Drosophila melanogaster foraging regulates a nociceptive-like escape behavior through a developmentally plastic sensory circuit.
Dason JS., Cheung A., Anreiter I., Montemurri VA., Allen AM., Sokolowski MB.
Painful or threatening experiences trigger escape responses that are guided by nociceptive neuronal circuitry. Although some components of this circuitry are known and conserved across animals, how this circuitry is regulated at the genetic and developmental levels is mostly unknown. To escape noxious stimuli, such as parasitoid wasp attacks, Drosophila melanogaster larvae generate a curling and rolling response. Rover and sitter allelic variants of the Drosophila foraging (for) gene differ in parasitoid wasp susceptibility, suggesting a link between for and nociception. By optogenetically activating cells associated with each of for's promoters (pr1-pr4), we show that pr1 cells regulate larval escape behavior. In accordance with rover and sitter differences in parasitoid wasp susceptibility, we found that rovers have higher pr1 expression and increased sensitivity to nociception relative to sitters.
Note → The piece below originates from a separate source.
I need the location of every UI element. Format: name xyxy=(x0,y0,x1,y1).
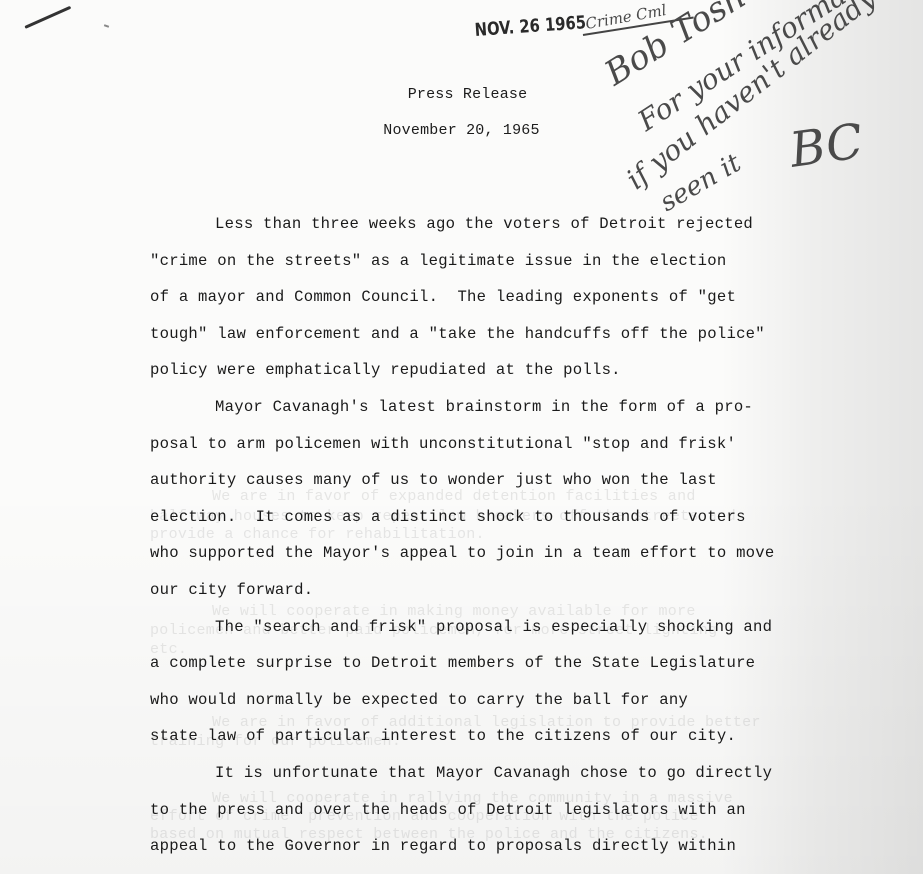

The for null mutants display impaired responses to thermal nociception, which are rescued by restoring for expression in pr1 cells. Conversely, knockdown of for in pr1 cells phenocopies the for null mutant. To gain insight into the circuitry underlying this response, we used an intersectional approach and activity-dependent GFP reconstitution across synaptic partners (GRASP) to show that pr1 cells in the ventral nerve cord (VNC) are required for the nociceptive response, and that multidendritic sensory nociceptive neurons synapse onto pr1 neurons in the VNC. Finally, we show that activation of the pr1 circuit during development suppresses the escape response. Our data demonstrate a role of for in larval nociceptive behavior. This function is specific to for pr1 neurons in the VNC, guiding a developmentally plastic escape response circuit.